18/09/2017

Mancata adozione del modello di organizzazione e gestione D.lgs 231. Quali le responsabilità?

I rischi connessi alla mancata adozione di un modello di organizzazione e gestione ai sensi del D.lgs 231/01 non sono sopportati esclusivamente dalla società sprovvista di tale cautela (oppure che, nonostante sia dotata formalmente un modello, non lo abbia attuato efficacemente e calato nella realtà aziendale), ma anche dai vertici stessi dell’ente. 


Da un lato, difatti, la società priva del modello ex D.lgs 231/01 potrà essere chiamata a rispondere delle sanzioni previste dagli artt. 9 e seguenti del sopracitato decreto: sanzione pecuniaria commisurata in quote (che tengono conto, quanto al numero, della gravità del fatto commesso, del grado di responsabilità dell’ente e delle condotte riparatorie, quanto all’importo, delle condizioni economiche e patrimoniali dell’ente, ai fini di assicurare una sanzione efficace), da un minimo di euro 25.800,00 a un massimo di euro 1.549.000,00 (artt.10 e 11); sanzioni interdittive (artt.13 e ss.), quali l’interdizione all’esercizio dell’attività, la sospensione o revoca di autorizzazioni, licenze o concessioni, il divieto di contrattare con la pubblica amministrazione (salvo che per ottenere prestazioni di pubblico servizio), l’esclusione da agevolazioni, finanziamenti, contributi o sussidi (o la revoca di quelli già concessi) e il divieto di pubblicizzare beni o servizi; la confisca obbligatoria e sempre disposta del prezzo o profitto del reato, anche per equivalente (art.19) e la pubblicazione della sentenza di condanna della società (art.18) con la riconnessa pubblicità negativa che ne deriva. 

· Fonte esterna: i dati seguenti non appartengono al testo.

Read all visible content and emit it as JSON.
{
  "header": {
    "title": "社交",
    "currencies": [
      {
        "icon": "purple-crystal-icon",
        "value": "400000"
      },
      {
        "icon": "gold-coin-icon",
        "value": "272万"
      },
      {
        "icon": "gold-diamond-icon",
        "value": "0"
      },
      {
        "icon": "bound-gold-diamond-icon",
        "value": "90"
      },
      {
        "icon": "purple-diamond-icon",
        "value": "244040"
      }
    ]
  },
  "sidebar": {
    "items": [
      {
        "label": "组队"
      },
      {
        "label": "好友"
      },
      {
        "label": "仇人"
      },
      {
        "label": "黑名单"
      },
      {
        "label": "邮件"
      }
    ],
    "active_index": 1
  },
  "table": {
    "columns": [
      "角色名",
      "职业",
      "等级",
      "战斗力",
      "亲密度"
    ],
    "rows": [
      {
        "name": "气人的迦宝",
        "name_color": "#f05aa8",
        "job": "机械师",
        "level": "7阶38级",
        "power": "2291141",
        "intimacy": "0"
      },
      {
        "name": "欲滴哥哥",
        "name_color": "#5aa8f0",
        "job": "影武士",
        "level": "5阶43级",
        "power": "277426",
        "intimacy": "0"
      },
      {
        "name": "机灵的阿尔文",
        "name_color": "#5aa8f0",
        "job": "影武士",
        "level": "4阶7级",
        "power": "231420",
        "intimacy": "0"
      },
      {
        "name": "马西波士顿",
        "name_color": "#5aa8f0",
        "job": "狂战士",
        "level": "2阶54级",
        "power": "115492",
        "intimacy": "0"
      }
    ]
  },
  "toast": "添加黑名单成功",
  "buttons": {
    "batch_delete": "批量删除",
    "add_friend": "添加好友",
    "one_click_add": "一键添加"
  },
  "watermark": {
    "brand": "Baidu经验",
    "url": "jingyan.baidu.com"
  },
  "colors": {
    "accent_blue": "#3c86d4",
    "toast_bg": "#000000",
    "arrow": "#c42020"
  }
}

Come anticipato, d’altro canto, i rischi connessi alla mancata adozione del modello non sono esclusivamente a carico dell’ente. Il Tribunale di Milano, sez. VIII Civile, con sentenza n.1774 del 13 febbraio 2008, ha, in effetti, introdotto un importantissimo principio di responsabilità dell’amministratore in punto adozione (o meglio, mancata adozione) del modello di organizzazione e gestione ai sensi del D.lgs 231/01. Secondo i giudici milanesi, difatti, il Presidente del C.d.A. e l’Amministratore Delegato debbono essere ritenuti responsabili e condannati a risarcire la società per i danni “da quest'ultima subiti in connessione con l'omessa adozione di un adeguato modello organizzativo". I vertici aziendali, pertanto, dovranno rispondere civilmente e personalmente, in caso di responsabilità da reato accertata a carico della società, proprio per non aver schermato la stessa mediante l’adozione e l’efficace attuazione del modello 231: “per quanto attiene all'omessa adozione di un adeguato modello organizzativo - si legge nella sopracitata sentenza -, da un lato, il danno appare incontestabile in ragione dell'esborso per la concordata sanzione e, dall'altro, risulta altrettanto incontestabile il concorso di responsabilità di (…) Amministratore Delegato e Presidente del C.d.A., che aveva(no) il dovere di attivare tale organo, rimasto inerte al riguardo". I vertici aziendali, nel caso di specie Amministratore Delegato e Presidente dell’organo di vertice della società, sono quindi specificatamente investiti del dovere di attivare il consiglio di amministrazione perché provveda ad adottare e attuare il modello di organizzazione e gestione, al fine di prevenire la responsabilità da reato dell’ente.